- Genre: Social Talk show Issues of the day Conversational
- Created by: Reza Rashidpour
- Presented by: Reza Rashidpour Parviz Neshat Hamid Torabian Ali Aali
- Country of origin: Iran
- Original language: Persian

Production
- Camera setup: 16:9
- Running time: 130 minutes

Original release
- Network: IRIB TV3
- Release: 30 April 2016 – 13 March 2019

= Hala Khorshid =

Iranian television program

Hala Khorshid (حالا خورشید, ) was an Iranian morning TV program produced and performed by Reza Rashidpour with a social background and an active, lively and attractive atmosphere, which was broadcast from Saturday to Thursday on IRIB TV3.

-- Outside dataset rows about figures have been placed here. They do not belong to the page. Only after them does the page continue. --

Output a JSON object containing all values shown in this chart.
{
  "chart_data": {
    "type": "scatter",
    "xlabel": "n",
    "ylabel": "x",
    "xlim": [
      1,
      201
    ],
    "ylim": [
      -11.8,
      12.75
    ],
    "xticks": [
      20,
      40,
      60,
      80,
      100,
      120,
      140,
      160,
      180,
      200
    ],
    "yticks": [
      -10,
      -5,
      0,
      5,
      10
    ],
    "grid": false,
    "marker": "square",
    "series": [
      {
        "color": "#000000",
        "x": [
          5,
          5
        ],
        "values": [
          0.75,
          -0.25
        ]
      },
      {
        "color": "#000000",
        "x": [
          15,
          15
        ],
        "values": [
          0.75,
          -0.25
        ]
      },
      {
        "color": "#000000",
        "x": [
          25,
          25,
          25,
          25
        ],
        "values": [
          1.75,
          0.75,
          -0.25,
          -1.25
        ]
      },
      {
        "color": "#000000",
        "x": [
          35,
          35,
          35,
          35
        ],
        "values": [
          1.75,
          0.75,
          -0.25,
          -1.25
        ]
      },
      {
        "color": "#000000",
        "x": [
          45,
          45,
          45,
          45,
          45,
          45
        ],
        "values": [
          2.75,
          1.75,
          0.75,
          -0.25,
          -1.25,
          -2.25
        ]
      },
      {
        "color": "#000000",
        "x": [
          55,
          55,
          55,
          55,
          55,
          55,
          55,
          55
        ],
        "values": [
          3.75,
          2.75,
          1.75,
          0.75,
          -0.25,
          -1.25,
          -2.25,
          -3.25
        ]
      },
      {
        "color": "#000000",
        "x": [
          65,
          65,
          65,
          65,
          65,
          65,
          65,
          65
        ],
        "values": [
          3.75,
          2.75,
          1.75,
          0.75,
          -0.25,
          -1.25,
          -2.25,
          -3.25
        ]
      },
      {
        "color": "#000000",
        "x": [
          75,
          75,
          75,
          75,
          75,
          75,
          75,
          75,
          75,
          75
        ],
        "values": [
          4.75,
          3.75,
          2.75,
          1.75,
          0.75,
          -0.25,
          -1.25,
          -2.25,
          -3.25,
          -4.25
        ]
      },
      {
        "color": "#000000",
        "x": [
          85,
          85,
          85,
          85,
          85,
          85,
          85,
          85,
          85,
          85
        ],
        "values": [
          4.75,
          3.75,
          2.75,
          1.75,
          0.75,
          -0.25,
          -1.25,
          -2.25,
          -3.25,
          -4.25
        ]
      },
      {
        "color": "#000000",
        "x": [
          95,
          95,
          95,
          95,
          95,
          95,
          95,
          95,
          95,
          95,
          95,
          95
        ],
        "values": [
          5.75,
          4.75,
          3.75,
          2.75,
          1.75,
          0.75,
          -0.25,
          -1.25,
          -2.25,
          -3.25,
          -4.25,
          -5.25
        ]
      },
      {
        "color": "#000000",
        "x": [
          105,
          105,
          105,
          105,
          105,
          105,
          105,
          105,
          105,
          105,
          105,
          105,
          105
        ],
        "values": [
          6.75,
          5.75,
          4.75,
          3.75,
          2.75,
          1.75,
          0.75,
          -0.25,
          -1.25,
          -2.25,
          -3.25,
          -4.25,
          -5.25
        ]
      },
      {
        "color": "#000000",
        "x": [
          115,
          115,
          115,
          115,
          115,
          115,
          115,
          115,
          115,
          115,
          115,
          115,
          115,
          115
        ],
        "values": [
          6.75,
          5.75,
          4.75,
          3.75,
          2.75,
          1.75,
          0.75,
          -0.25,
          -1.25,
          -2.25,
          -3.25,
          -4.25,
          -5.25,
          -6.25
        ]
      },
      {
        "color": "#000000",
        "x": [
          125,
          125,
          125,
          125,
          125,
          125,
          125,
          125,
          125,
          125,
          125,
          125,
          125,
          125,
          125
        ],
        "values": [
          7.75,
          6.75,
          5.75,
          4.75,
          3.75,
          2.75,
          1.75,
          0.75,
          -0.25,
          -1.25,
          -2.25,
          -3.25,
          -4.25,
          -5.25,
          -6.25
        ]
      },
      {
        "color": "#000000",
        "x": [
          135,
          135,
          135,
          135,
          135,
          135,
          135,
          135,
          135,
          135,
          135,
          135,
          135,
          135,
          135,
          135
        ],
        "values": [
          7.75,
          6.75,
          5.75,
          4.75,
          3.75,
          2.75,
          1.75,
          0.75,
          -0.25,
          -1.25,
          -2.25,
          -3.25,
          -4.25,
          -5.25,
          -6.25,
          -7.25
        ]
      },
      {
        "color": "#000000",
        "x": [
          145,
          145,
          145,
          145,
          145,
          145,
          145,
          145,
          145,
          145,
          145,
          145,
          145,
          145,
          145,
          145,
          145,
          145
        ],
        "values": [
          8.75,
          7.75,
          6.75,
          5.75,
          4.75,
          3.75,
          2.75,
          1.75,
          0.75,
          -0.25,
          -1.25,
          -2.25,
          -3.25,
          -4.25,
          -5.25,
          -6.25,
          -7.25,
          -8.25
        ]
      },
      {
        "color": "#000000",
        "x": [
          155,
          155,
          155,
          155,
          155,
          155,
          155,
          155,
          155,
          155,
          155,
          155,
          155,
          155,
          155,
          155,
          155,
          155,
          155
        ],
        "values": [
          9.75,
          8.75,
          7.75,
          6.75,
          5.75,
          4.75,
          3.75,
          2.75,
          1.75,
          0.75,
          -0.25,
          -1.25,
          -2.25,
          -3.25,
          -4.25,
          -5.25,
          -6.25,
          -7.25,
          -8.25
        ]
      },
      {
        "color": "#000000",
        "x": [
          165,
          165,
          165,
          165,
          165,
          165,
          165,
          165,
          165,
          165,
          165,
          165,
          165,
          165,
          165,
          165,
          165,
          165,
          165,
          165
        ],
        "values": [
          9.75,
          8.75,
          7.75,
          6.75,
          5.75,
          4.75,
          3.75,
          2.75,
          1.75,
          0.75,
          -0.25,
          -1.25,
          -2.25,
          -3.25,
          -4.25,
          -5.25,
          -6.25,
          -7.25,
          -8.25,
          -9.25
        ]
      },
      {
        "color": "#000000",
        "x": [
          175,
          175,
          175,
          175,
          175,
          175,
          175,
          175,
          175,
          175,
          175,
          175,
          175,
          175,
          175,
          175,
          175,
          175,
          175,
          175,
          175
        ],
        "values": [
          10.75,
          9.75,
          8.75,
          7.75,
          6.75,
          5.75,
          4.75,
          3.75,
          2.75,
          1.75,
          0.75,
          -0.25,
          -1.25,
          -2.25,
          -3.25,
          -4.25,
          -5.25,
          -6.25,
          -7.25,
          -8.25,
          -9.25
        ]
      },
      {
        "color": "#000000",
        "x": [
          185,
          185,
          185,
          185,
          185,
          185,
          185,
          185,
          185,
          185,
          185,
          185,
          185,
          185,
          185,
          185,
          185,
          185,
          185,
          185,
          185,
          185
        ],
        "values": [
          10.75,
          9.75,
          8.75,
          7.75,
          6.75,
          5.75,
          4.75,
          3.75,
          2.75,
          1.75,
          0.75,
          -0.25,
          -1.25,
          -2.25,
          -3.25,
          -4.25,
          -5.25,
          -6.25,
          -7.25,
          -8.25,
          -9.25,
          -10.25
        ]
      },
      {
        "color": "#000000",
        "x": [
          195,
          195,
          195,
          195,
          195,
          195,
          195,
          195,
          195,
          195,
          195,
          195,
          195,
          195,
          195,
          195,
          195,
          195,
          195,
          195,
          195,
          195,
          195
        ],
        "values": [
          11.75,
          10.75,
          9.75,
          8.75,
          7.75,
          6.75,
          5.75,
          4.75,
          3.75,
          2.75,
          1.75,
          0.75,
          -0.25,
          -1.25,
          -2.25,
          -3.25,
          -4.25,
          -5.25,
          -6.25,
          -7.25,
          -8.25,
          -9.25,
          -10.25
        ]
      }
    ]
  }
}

Hala Khorshid included various sections such as: reviewing the country's daily newspapers, talking to guests, yellow lights, idea exchange, underground, billboard and…

== Program sections ==
- Newspapers: Review of the country's daily newspapers and read important headlines and information
- Guest: Invite a guest related to the topic of the program and talk to him
- Yellow light: Review of marginal news and follow up on relevant issues from relevant officials and officials
- Idea Exchange: Get different ideas and find an investor
- Billboard: Introducing newsmakers in the last 24 hours
- Curriculum vitae: Examining the curriculum vitae of political and social figures and giving people a grade
- Counter and news: 5 minutes of newspaper reading and jokes with the hot news of the day
- Sports: Analysis of sports topics and events with the presence of sports journalist: Ali Aali
- Chi Chi Sho: In this section, a photo is displayed in the program and the virtual space of the program, and viewers are asked to write a comment in accordance with the subject of the photo and share it on the page of this program. The best comments will be read in the next program.
- Underground: A joke with old photos and videos performed by Hamid Parsa

== Program margins ==
- The presence of Mohammad Hosseinopour with the title of Dr. Sayan in April 2016 in the program Hala Khorshid, as the creator of a sports style and the author of a large encyclopedia who claimed to be Muhammad al-Mahdi shortly after his presence.
- The presence of Hossein Ataei, a 10-year-old car designer who claimed to have been invited to work with Tesla and Volvo and has several inventions, all of which were eventually denied.